Au fil des groupes de parole de victimes d’amnésie traumatique liée à des violences sexuelles, nous découvrons avec effarement les fréquentes maltraitances verbales intolérables de soignants qui constituent un deuxième traumatisme pour les victimes. Souvent d’ailleurs nombre d’entre elles insistent pour dirent que ces phrases qui tuent les ont parfois autant marquées que les viols car ayant eu pour conséquence de les museler ou paralyser pendant des années.

Que ce soit par absence de formation au psychotraumatisme, par malveillance, par maladresse….etc. après tout peu importe la raison car l’impact déstructurant sur la victime reste le même. Et c’est elle qui doit en gérer les conséquences afin de pouvoir se libérer de ces mots/maux enfermants.

C’est pourquoi nous souhaitons écrire un court post avec ces phrases « qui tuent » et trouver des alternatives réparatrices avec le schéma suivant: «la phrase qui tue», les conséquences et la phrase de remplacement.
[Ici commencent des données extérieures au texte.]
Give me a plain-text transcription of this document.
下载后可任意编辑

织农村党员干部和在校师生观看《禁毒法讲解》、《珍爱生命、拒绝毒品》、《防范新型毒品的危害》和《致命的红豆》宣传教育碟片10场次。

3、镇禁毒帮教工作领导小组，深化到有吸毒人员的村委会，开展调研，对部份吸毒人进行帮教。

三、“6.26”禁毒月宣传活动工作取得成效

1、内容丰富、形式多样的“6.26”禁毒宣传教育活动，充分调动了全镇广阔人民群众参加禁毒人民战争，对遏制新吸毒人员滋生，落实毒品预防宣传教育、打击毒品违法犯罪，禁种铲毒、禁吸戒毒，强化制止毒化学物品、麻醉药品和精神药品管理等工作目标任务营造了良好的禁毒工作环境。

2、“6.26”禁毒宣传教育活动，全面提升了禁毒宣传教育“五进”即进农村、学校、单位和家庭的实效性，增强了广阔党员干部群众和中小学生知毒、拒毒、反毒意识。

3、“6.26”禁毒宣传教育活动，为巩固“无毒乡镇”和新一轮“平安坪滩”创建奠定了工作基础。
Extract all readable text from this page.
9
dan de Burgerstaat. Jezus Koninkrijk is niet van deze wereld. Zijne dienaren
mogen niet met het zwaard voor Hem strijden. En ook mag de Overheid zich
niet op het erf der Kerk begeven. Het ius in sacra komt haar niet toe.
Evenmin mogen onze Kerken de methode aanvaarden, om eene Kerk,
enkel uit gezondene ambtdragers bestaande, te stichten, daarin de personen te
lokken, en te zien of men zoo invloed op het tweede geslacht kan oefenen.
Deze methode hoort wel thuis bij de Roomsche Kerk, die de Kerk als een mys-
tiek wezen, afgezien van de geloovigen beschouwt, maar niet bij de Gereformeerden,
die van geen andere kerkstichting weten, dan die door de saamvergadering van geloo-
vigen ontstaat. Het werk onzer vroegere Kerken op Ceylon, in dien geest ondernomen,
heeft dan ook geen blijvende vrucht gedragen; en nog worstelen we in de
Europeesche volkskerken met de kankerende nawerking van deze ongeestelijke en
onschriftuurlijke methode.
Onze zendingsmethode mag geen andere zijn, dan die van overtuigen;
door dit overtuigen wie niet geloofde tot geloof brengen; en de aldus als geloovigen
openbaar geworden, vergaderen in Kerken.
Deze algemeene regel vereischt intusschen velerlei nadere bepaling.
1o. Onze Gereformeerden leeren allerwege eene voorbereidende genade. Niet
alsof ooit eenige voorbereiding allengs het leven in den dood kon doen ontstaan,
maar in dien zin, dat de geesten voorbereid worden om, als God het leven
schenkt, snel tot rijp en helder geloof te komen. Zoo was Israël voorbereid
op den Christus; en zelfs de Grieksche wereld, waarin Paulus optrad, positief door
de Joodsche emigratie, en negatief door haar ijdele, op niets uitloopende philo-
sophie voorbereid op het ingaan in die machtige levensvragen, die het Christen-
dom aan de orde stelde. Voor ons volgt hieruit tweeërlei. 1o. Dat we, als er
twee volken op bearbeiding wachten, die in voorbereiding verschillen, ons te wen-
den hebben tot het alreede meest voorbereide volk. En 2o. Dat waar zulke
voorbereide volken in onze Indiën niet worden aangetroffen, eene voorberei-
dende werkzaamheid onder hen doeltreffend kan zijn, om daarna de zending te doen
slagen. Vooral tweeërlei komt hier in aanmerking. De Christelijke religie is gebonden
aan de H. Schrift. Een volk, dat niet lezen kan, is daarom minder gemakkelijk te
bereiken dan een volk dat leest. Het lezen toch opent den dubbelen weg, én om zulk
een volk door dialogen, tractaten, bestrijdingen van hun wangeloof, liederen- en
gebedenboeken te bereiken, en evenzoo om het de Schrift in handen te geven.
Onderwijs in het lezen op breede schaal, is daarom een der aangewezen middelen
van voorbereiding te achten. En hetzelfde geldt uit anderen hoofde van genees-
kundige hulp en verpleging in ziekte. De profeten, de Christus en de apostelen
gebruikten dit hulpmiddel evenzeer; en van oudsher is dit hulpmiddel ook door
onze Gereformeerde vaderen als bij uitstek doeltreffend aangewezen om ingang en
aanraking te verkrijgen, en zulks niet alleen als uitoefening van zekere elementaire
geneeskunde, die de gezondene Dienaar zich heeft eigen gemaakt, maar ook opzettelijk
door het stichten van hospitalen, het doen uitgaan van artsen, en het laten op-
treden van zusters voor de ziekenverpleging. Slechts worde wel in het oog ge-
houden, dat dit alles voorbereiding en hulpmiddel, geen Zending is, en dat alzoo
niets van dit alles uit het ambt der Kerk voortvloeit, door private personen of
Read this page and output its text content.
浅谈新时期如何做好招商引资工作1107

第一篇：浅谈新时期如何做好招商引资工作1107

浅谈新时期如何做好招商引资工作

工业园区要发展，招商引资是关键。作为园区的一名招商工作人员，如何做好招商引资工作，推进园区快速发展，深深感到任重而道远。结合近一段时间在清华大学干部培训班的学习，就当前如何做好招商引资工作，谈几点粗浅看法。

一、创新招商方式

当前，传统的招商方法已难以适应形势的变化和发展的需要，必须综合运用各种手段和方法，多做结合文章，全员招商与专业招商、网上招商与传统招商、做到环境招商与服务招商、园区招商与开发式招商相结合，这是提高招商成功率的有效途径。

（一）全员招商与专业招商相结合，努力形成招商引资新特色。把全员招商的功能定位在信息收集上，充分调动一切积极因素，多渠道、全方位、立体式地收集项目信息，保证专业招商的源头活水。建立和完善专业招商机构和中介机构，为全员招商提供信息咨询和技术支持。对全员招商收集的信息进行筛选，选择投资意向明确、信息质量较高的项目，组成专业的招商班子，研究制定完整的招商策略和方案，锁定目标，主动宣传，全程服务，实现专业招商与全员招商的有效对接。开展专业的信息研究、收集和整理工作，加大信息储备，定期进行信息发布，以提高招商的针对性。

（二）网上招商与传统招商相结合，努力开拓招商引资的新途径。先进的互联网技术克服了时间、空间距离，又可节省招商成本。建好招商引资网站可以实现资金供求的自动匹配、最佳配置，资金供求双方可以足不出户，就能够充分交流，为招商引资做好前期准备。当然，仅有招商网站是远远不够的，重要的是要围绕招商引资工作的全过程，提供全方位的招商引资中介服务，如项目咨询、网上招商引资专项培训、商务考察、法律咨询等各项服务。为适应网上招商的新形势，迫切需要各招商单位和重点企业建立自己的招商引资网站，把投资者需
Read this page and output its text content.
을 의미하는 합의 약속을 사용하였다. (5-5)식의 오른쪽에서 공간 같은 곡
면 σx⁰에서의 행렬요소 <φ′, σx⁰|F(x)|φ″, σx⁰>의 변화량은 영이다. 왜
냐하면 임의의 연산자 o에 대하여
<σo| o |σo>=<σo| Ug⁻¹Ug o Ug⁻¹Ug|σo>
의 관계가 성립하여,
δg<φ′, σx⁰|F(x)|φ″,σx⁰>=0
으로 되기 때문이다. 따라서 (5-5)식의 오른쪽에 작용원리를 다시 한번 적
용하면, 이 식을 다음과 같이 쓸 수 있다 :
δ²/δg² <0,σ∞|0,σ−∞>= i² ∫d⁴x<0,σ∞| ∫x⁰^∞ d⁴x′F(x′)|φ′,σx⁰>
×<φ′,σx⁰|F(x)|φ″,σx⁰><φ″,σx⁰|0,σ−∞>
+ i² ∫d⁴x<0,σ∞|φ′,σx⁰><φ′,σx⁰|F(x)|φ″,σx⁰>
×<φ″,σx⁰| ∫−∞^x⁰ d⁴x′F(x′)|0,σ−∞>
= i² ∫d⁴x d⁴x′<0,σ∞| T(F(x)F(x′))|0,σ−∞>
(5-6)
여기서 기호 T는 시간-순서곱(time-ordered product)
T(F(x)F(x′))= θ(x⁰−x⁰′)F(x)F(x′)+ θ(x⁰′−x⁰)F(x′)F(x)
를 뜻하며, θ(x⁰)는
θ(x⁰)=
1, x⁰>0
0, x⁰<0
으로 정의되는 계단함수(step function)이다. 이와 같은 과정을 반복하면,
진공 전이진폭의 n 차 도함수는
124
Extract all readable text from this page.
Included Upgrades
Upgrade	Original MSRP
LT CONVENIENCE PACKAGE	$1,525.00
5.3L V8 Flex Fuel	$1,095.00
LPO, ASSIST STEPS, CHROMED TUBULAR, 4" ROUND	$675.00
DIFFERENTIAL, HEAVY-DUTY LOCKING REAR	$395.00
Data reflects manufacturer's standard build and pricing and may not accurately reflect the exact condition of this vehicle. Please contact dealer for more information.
Ce post sera le vôtre si vous avez vécu des expériences similaires.

C’est un sujet que nous avons déjà abordé mais nous pensons qu’il est tellement grave qu’il nécessite d’y revenir et surtout de remettre le monde à l’endroit avec un silence ou une phrase adéquate.

La Dre Muriel Salmona, psychiatre spécialiste du psychotraumatisme insiste souvent sur le fait de redonner du sens, de penser les traumatismes. Le monde d’une victime de viols est totalement morcelé. Remettre du sens et de la pensée dans cet éparpillement lui permet de retrouver le chemin de la vie, de l’estime, de la confiance, de l’autonomie et de la liberté.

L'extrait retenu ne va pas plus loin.